The ABA Standing Committee on Ethics and Professional Responsibility has issued a new Formal Opinion (No.475) to explain the duties of a lawyer who receives earned fees that must be shared with a lawyer from another law firm.  According to the opinion, the lawyer who receives the money must take steps to appropriately safeguard the funds by placing them in an account separate from his or her own property.  The attorney must then promptly notify the other lawyer, promptly forward the agreed portion to the other lawyer, and provide an accounting if the other lawyer requests it.  The opinion is available here for a limited time.

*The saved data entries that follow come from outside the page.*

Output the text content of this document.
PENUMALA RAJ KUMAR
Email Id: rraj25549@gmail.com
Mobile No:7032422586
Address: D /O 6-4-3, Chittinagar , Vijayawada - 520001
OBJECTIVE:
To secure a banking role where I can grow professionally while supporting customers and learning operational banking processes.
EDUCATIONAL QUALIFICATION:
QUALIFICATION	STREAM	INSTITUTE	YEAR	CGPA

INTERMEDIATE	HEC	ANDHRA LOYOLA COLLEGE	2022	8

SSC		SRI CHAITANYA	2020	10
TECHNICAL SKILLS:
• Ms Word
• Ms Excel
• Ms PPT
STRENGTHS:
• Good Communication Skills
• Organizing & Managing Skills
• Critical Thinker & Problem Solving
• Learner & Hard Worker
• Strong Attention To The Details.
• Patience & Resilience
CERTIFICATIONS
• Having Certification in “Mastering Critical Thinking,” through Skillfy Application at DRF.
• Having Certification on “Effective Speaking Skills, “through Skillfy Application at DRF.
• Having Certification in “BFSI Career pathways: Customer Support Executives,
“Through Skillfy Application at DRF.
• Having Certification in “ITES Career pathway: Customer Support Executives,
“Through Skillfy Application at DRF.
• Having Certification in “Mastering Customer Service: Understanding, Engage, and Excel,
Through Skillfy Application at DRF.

Not all jurisdictions agree with the approach but it makes sense to me.  The alternative is to have the lawyer transfer the money to the lawyer's general account and then pay the outside lawyer with funds from there.  Either way, the money will be commingling with either clients' money or lawyer's funds for a period of time.

IPethics & INsights has a nice comment on the opinion and its applicability to IP practice here. The Lawyer Ethics Alert Blog also has a comment on the opinion here.

Comment on jury nullification

Above the Law has published an interesting take on the issue of jury nullification.  You can read it here.

New Mexico public defender held in contempt for refusing to take cases arguing high caseloads impede proper representation

New Mexico’s chief public defender has been found in contempt of court and fined $5,000 for refusing to provide lawyers to represent criminal defendants in five cases because of his office’s high caseloads.  The ABA Journal has the story here.  Simple Justice has a good comment about it here.

Saturday, December 3, 2016

Short comment on the different approaches to ghostwriting

A few years ago, the issue of whether it was proper for an attorney to "ghostwrite" documents for pro se litigants was hotly debated.  Some jurisdictions took the position that it was ok, other required lawyers to disclose their role.  See here and here for example. 

I had not see much on the issue since then until a few days ago, when I saw a short comment in Lawyerist summarizing the state of the law.  You can read it here.

Pennsylvania adopts new rule related to counseling clients in marijuana business

The Legal Profession blog is reporting that the Pennsylvania Supreme Court has adopted an amendment to its rules to add a new subsection (e) to Rule 1.2, which states: "A lawyer may counsel or assist a client regarding conduct expressly permitted by Pennsylvania law, provided that the lawyer counsels the client about the legal consequences, under other applicable law, of the client's proposed course of conduct." The rule adopted differs slightly from the proposed rule change published back in May. That original proposal allowed lawyers to counsel clients on conduct expressly permitted by the law of the state where it takes place or has its predominant effect. The adopted rule addresses only conduct permitted under Pennsylvania law.

As you may remember, several other states addressed the issue this year.  Ohio first banned lawyers from counseling clients, but later adopted a rule to allow it (see here and here).  Colorado amended the comment to its rules to address the issue.  See here and here.  For a general comment on the issue, go here.

California proposes change to rule regarding sex with clients

Model Rule 1.8(j) was adopted a number of years ago to regulate possible sexual relationships with clients.  It states that "a lawyer shall not have sexual relations with a client unless a consensual sexual relationship existed between them when the client-lawyer relationship commenced."   

The topic is now back in the news because a few days ago it was reported that California is considering adopting the Model Rule's approach to the question (as part of an overhaul of the state’s disciplinary rules).  The current rule in California bars lawyers from coercing sex with a client or demanding sex in exchange for legal representation.  For more details and links go to NPR, or the ABA Journal.  For a comment on the proposal go to Simple Justice.

The topic was also proved difficulty in Texas when it considered changes to the rules back in 2010.